A questo G7 in tempi di pandemia hanno partecipato i leader di Stati Uniti, Regno Unito, Germania, Francia, Canada e Italia. Come di consueto, ha partecipato anche una delegazione dell’Unione Europea. Si è trattato del primo G7 del Presidente degli Stati Uniti, Joe Biden, e di Mario Draghi, Presidente del Consiglio italiano.

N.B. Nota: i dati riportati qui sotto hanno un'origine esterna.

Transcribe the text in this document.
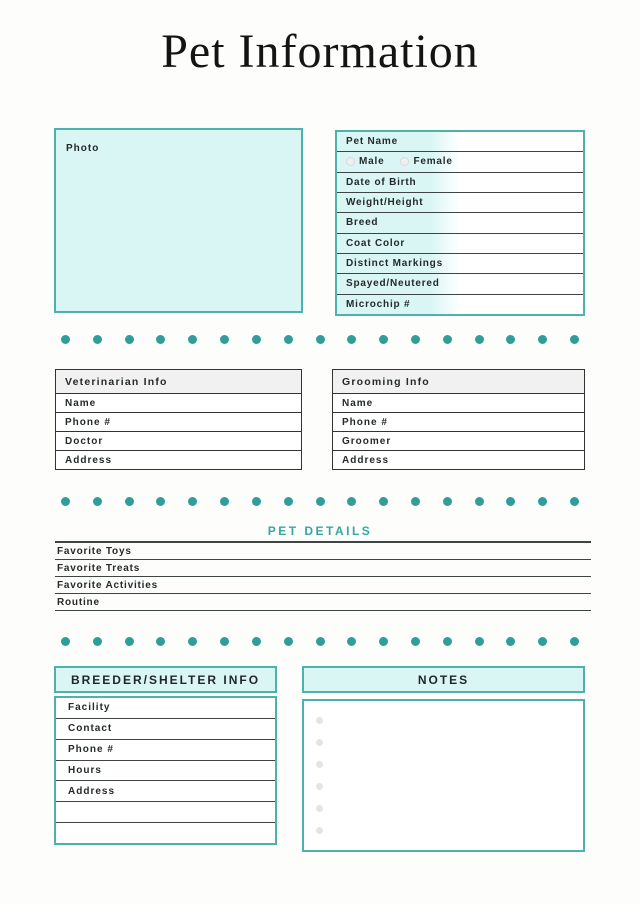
Pet Information
Photo
Pet Name
Male	Female
Date of Birth
Weight/Height
Breed
Coat Color
Distinct Markings
Spayed/Neutered
Microchip #
Veterinarian Info
Name
Phone #
Doctor
Address
Grooming Info
Name
Phone #
Groomer
Address
PET DETAILS
Favorite Toys
Favorite Treats
Favorite Activities
Routine
BREEDER/SHELTER INFO
Facility
Contact
Phone #
Hours
Address
NOTES
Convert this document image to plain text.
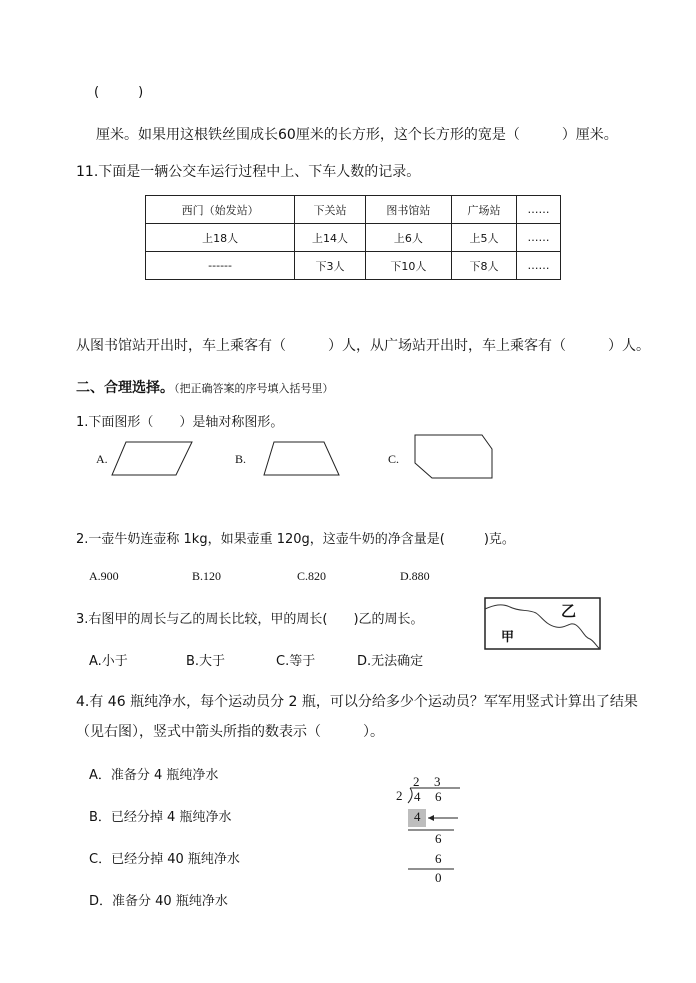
(　　　)
厘米。如果用这根铁丝围成长60厘米的长方形，这个长方形的宽是（　　　）厘米。
11.下面是一辆公交车运行过程中上、下车人数的记录。
西门（始发站）	下关站	图书馆站	广场站	……
上18人	上14人	上6人	上5人	……
------	下3人	下10人	下8人	……
从图书馆站开出时，车上乘客有（　　　）人，从广场站开出时，车上乘客有（　　　）人。
二、合理选择。（把正确答案的序号填入括号里）
1.下面图形（　　）是轴对称图形。
A.	B.	C.
2.一壶牛奶连壶称 1kg，如果壶重 120g，这壶牛奶的净含量是(　　　)克。
A.900	B.120	C.820	D.880
3.右图甲的周长与乙的周长比较，甲的周长(　　)乙的周长。
甲
乙
A.小于	B.大于	C.等于	D.无法确定
4.有 46 瓶纯净水，每个运动员分 2 瓶，可以分给多少个运动员？军军用竖式计算出了结果
（见右图），竖式中箭头所指的数表示（　　　）。
A．准备分 4 瓶纯净水
B．已经分掉 4 瓶纯净水
C．已经分掉 40 瓶纯净水
D．准备分 40 瓶纯净水
2 3
2 4 6
4
6
6
0
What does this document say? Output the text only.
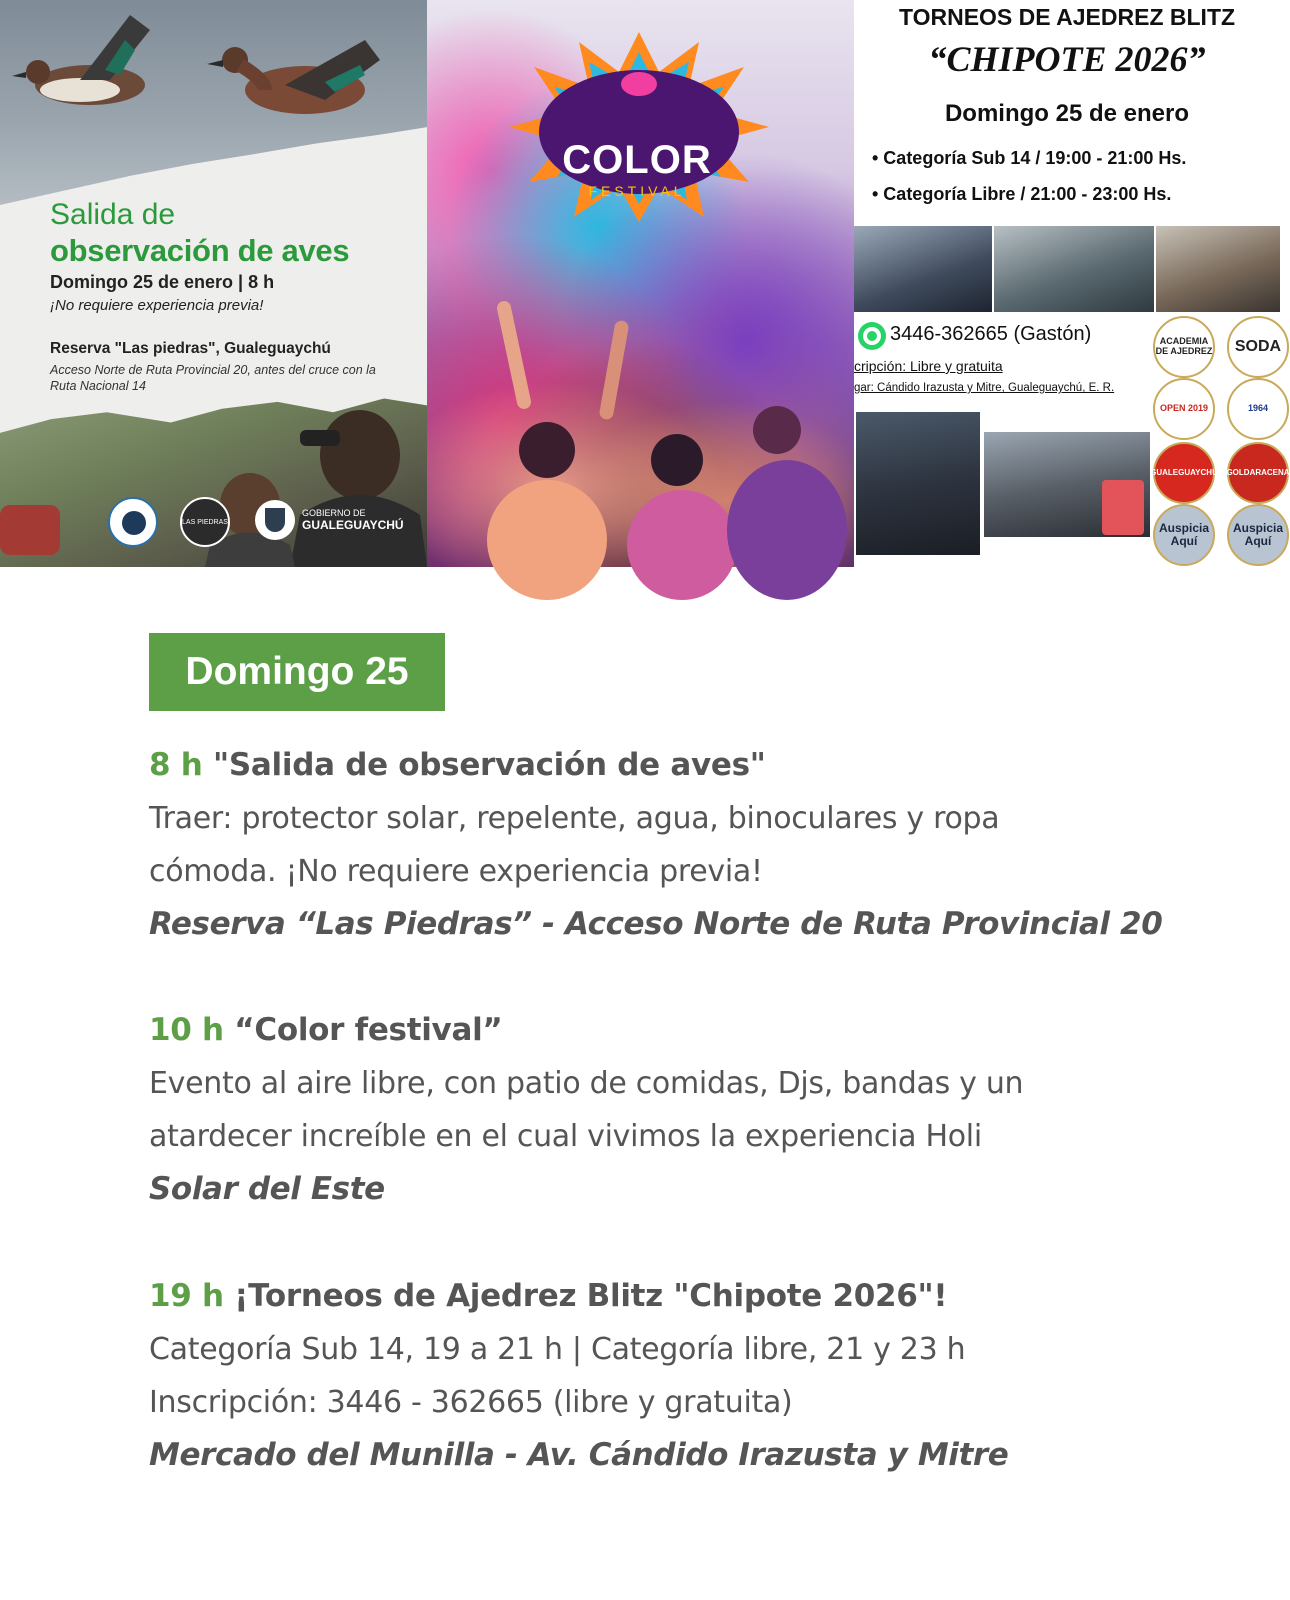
Salida de
observación de aves
Domingo 25 de enero | 8 h
¡No requiere experiencia previa!
Reserva "Las piedras", Gualeguaychú
Acceso Norte de Ruta Provincial 20, antes del cruce con la Ruta Nacional 14
LAS PIEDRAS
GOBIERNO DE
GUALEGUAYCHÚ
COLOR
FESTIVAL
TORNEOS DE AJEDREZ BLITZ
“CHIPOTE 2026”
Domingo 25 de enero
• Categoría Sub 14 / 19:00 - 21:00 Hs.
• Categoría Libre / 21:00 - 23:00 Hs.
3446-362665 (Gastón)
cripción: Libre y gratuita
gar: Cándido Irazusta y Mitre, Gualeguaychú, E. R.
ACADEMIA DE AJEDREZ SODA
OPEN 2019	1964
GUALEGUAYCHÚ GOLDARACENA
Auspicia Aquí
Auspicia Aquí
Domingo 25
8 h "Salida de observación de aves"
Traer: protector solar, repelente, agua, binoculares y ropa
cómoda. ¡No requiere experiencia previa!
Reserva “Las Piedras” - Acceso Norte de Ruta Provincial 20
10 h “Color festival”
Evento al aire libre, con patio de comidas, Djs, bandas y un
atardecer increíble en el cual vivimos la experiencia Holi
Solar del Este
19 h ¡Torneos de Ajedrez Blitz "Chipote 2026"!
Categoría Sub 14, 19 a 21 h | Categoría libre, 21 y 23 h
Inscripción: 3446 - 362665 (libre y gratuita)
Mercado del Munilla - Av. Cándido Irazusta y Mitre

L’atmosfera generale si dice sia stata molto cordiale, anche per dare l’impressione che tutto stia tornando alla normalità in seguito ai rapporti molto conflittuali che avevano caratterizzato gli incontri precedenti tenutisi con il predecessore dell’attuale Capo di stato americano, cioè Donald Trump.

L’incontro si è concluso con un comunicato molto duro nei confronti della Cina, chiamata a rispettare i diritti umani della minoranza musulmana degli uiguri e l’autonomia di Hong Kong e Taiwan. Inoltre, Joe Biden ha spinto i partecipanti a chiedere una nuova indagine sulle origini della Covid-19, dopo che nelle ultime settimane lo stesso Presidente aveva sollecitato l’intelligence ad eseguire ulteriori indagini dopo il fiasco di quelle compiute da Donald Trump. Nel comunicato si legge anche l’intenzione dei grandi della Terra di aiutare i Paesi meno ricchi ad uscire dalla pandemia e di prevenire i rischi del cambiamento climatico. Infine, nel testo è contenuto un accenno della strategia che sarà implementata nei prossimi mesi per contrastare l’ascesa della Cina e soprattutto la sua iniziativa nota come Nuova Via della Seta, il perno principale del suo grande disegno geopolitico per estendere la sua influenza su Africa, Asia ed Europa. Con ogni probabilità il nome della contro-iniziativa del G7 sarà B3W (Build Back Better World).

La risposta cinese non si è fatta attendere. L’ambasciata cinese in UK ha respinto le accuse di poca trasparenza, di violazione dei diritti umani e di concorrenza sleale sostenendo che il comunicato rilasciato contenga «bugie, voci non confermate e accuse infondate» e ha rilanciato dicendo che i Paesi del G7 «interferiscano negli affari interni della Cina».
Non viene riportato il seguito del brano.